Sunday, May 1, 2011

Serialise object to XmlDocument

In order to return useful information in SoapException.Detail for an asmx web service, I took an idea from WCF and created a fault class to contain said useful information. That fault object is then serialised to the required XmlNode of a thrown SoapException.

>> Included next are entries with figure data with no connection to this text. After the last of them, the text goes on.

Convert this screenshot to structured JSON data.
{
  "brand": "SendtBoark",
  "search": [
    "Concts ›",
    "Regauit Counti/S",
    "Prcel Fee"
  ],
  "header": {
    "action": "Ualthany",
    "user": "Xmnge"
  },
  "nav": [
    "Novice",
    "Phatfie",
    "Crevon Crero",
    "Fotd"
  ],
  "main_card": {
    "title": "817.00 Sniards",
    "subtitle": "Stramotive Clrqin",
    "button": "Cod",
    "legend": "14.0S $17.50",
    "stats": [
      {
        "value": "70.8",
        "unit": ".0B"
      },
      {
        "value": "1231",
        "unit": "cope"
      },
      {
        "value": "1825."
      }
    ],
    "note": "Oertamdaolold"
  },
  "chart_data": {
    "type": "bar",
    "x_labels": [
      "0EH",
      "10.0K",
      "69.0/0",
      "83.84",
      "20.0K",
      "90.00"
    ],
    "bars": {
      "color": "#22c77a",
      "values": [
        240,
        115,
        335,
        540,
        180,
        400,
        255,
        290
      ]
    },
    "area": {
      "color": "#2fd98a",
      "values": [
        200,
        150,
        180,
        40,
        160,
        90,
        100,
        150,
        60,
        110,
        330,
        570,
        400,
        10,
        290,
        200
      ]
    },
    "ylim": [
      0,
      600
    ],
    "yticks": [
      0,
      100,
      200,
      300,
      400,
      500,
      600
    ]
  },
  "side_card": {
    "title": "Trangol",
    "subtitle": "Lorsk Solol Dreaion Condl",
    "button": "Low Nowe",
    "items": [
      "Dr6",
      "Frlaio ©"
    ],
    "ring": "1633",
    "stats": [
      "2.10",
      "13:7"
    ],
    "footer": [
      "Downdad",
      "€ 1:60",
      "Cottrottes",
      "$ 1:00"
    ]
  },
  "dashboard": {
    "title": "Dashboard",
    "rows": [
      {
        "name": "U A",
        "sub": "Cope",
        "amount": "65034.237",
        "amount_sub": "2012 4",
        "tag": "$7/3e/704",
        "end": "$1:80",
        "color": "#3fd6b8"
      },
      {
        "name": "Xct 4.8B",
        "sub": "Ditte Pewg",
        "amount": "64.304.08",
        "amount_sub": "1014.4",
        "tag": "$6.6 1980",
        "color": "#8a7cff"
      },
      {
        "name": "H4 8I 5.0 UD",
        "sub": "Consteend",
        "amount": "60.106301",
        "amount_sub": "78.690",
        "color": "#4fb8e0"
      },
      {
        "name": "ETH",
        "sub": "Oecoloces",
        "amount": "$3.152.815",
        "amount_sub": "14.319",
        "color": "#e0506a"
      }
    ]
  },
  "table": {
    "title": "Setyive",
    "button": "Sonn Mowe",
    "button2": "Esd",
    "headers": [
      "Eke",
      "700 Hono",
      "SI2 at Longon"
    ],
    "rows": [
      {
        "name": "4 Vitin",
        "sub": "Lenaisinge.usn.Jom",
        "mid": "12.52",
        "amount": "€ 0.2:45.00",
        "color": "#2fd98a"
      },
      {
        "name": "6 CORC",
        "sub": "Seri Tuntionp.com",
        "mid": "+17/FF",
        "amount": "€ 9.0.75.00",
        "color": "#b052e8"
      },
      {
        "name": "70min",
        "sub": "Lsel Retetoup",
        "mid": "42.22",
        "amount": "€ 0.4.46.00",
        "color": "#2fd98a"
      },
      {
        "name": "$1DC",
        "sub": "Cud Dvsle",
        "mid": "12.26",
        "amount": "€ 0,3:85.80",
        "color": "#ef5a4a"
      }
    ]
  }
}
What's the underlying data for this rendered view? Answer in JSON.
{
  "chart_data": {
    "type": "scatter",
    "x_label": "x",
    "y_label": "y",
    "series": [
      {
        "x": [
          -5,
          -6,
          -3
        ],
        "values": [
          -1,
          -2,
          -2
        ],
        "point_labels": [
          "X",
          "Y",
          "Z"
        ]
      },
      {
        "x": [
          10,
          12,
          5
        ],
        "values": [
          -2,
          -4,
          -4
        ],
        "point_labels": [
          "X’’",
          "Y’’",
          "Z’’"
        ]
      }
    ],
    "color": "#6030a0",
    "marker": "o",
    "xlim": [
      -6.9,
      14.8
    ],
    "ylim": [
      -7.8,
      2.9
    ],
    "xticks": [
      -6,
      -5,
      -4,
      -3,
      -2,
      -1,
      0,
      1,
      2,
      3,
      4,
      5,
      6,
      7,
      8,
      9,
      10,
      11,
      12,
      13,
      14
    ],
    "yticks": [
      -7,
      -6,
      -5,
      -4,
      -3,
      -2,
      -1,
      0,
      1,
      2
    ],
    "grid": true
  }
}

I'm wondering whether I have the best code to create the XmlDocument - here is my take on it:

var xmlDocument = new XmlDocument();
var serializer = new XmlSerializer(typeof(T));
using (var stream = new MemoryStream())
{
    serializer.Serialize(stream, theObjectContainingUsefulInformation);
    stream.Flush();
    stream.Seek(0, SeekOrigin.Begin);

    xmlDocument.Load(stream);
}

Is there a better way of doing this?

UPDATE: I actually ended up doing the following, because unless you wrap the XML in a <detail> xml element, you get a SoapHeaderException at the client end:

var serialiseToDocument = new XmlDocument();
var serializer = new XmlSerializer(typeof(T));
using (var stream = new MemoryStream())
{
    serializer.Serialize(stream, e.ExceptionContext);
    stream.Flush();
    stream.Seek(0, SeekOrigin.Begin);

    serialiseToDocument.Load(stream);
}

// Remove the xml declaration
serialiseToDocument.RemoveChild(serialiseToDocument.FirstChild);

// Memorise the node we want
var serialisedNode = serialiseToDocument.FirstChild;

// and wrap it in a <detail> element
var rootNode = serialiseToDocument.CreateNode(XmlNodeType.Element, "detail", "");
rootNode.AppendChild(serialisedNode);

UPDATE 2: Given John Saunders excellent answer, I've now started using the following:

private static void SerialiseFaultDetail()
{
    var fault = new ServiceFault
                    {
                        Message = "Exception occurred",
                        ErrorCode = 1010
                    };

    // Serialise to the XML document
    var detailDocument = new XmlDocument();
    var nav = detailDocument.CreateNavigator();

    if (nav != null)
    {
        using (XmlWriter writer = nav.AppendChild())
        {
            var ser = new XmlSerializer(fault.GetType());
            ser.Serialize(writer, fault);
        }
    }

    // Memorise and remove the element we want
    XmlNode infoNode = detailDocument.FirstChild;
    detailDocument.RemoveChild(infoNode);

    // Move into a root <detail> element
    var rootNode = detailDocument.AppendChild(detailDocument.CreateNode(XmlNodeType.Element, "detail", ""));
    rootNode.AppendChild(infoNode);

    Console.WriteLine(detailDocument.OuterXml);
    Console.ReadKey();
}
From stackoverflow
  • overall it looks good to me, though I think I'd use strongly typed objects rather than vars in this case.

    Also, I don't know that the stream.Seak(0, SeekOrigin.Begin) is really necessary.

    Steven : var is still strongly typed, just saves having to write out the full type.
    Neil Barnwell : Yes - "var" is *implicit typing*, not *weak typing*. The seek is necessary I found, because the steam is at the end and so not ready for the XmlDocument to start reading.
    tjmoore : Whilst it may save writing out the full type, it makes readability a potential nightmare. I wouldn't want to maintain someone else's code that is full of vars. It's also a problem when posting code on the net as you don't have intellisense to help you. Besides intellisense makes typing the full type barely any more than typing var.
  • EDIT: Creates output inside of detail element

    public class MyFault
    {
        public int ErrorCode { get; set; }
        public string ErrorMessage { get; set; }
    }
    
    public static XmlDocument SerializeFault()
    {
        var fault = new MyFault
                        {
                            ErrorCode = 1,
                            ErrorMessage = "This is an error"
                        };
    
        var faultDocument = new XmlDocument();
        var nav = faultDocument.CreateNavigator();
        using (var writer = nav.AppendChild())
        {
            var ser = new XmlSerializer(fault.GetType());
            ser.Serialize(writer, fault);
        }
    
        var detailDocument = new XmlDocument();
        var detailElement = detailDocument.CreateElement(
            "exc", 
            SoapException.DetailElementName.Name,
            SoapException.DetailElementName.Namespace);
        detailDocument.AppendChild(detailElement);
        detailElement.AppendChild(
            detailDocument.ImportNode(
                faultDocument.DocumentElement, true));
        return detailDocument;
    }
    
    Neil Barnwell : +1 for being a really neat solution. However, given that I need to wrap the serialised object's XML in a root "" element, what's the best approach? I tried creating a node, then using the new node's navigator but got an InvalidOperationException with "WriteStartDocument cannot be called on writers created with ConformanceLevel.Fragment."
    Neil Barnwell : Ahh, now I understand. Using the return value of ImportNode for the AppendChild call was the link in the chain I was missing. I really hate these messy XML classes in .net, I must say. Thanks for your help.